My DesktopBridge full trust app ships with a few DLLs I want to be able to load from another non-packaged 3rd party app (via injection).
The issue is that the permissions on the DLLs are set such that only application packages can "Read & Execute" while users can only "Read".
As the result the 3rd party regular desktop app is unable to load the DLLs with ERROR_ACCESS_DENIED.
So the question is: can my DesktopBridge app somehow mark the DLL as "Read & Execute" for the Users group without going through UAC (it seems the files are owned by SYSTEM)?
P.S. Why is Execute permission not given, but Read is?

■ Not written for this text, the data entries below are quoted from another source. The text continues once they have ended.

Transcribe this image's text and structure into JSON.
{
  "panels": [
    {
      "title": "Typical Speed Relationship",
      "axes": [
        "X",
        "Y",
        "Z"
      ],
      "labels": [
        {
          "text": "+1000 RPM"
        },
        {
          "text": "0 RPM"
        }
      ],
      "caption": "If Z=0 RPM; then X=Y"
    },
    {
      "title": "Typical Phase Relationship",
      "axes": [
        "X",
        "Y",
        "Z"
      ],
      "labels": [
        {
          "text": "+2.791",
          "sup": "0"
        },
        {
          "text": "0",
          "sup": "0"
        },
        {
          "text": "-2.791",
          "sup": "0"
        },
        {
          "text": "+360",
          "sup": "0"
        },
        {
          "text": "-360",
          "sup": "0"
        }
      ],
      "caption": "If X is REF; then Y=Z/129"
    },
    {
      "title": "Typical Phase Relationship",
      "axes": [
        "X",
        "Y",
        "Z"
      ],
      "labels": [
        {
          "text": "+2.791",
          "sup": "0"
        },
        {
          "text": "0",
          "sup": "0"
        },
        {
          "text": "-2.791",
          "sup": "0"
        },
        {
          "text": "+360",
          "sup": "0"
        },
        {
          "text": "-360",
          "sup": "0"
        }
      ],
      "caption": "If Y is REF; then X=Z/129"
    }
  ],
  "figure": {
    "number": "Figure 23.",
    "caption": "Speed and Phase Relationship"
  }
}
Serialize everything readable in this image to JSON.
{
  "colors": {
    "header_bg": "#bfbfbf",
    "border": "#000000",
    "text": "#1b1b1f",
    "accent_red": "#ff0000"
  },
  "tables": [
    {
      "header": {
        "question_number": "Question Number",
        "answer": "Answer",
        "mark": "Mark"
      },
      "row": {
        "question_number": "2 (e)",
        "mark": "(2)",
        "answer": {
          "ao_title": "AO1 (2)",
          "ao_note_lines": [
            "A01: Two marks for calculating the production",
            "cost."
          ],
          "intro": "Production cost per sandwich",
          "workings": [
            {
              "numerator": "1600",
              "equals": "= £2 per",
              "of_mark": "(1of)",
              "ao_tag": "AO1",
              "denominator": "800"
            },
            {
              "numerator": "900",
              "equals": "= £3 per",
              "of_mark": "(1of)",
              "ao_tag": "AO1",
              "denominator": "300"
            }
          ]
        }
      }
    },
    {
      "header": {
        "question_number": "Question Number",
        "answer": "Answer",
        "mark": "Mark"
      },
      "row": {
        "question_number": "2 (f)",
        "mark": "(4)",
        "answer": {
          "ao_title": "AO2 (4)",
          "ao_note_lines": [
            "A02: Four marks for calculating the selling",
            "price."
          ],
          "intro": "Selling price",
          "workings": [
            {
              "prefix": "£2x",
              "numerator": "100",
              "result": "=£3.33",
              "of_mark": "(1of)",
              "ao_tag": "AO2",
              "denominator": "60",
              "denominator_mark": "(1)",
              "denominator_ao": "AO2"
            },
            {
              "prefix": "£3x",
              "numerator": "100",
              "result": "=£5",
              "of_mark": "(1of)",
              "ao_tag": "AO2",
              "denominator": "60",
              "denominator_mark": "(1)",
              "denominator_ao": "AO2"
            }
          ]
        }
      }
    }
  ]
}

This is not generally possible since your application could be uninstalled / serviced at any time, meaning the DLLs are no longer available to those other applications. The permissions are, at least in part, meant to prevent just this thing from happening.
MSIX supports a proper extension mechanism, but it relies on an out-of-process architecture and requires the target applications to be updated as well.
If you are dynamically injecting the DLLs and are in control of the lifetime of the other processes, you could temporarily copy the DLLs from your install location to another location on disk, load them into the other processes, then delete the copies after they are no longer in use.
This is also not recommended, since it runs the risk of leaving those DLLs around if you have a crash or other bug. Nevertheless, it "works" if you have specific requirements that absolutely need this combination to work (you must be MSIX-packaged for reason X, and you must inject the DLLs in-process with the other non-packaged apps for reason Y) and, ideally, you are not broadly distributing this app due to the drawbacks of the approach.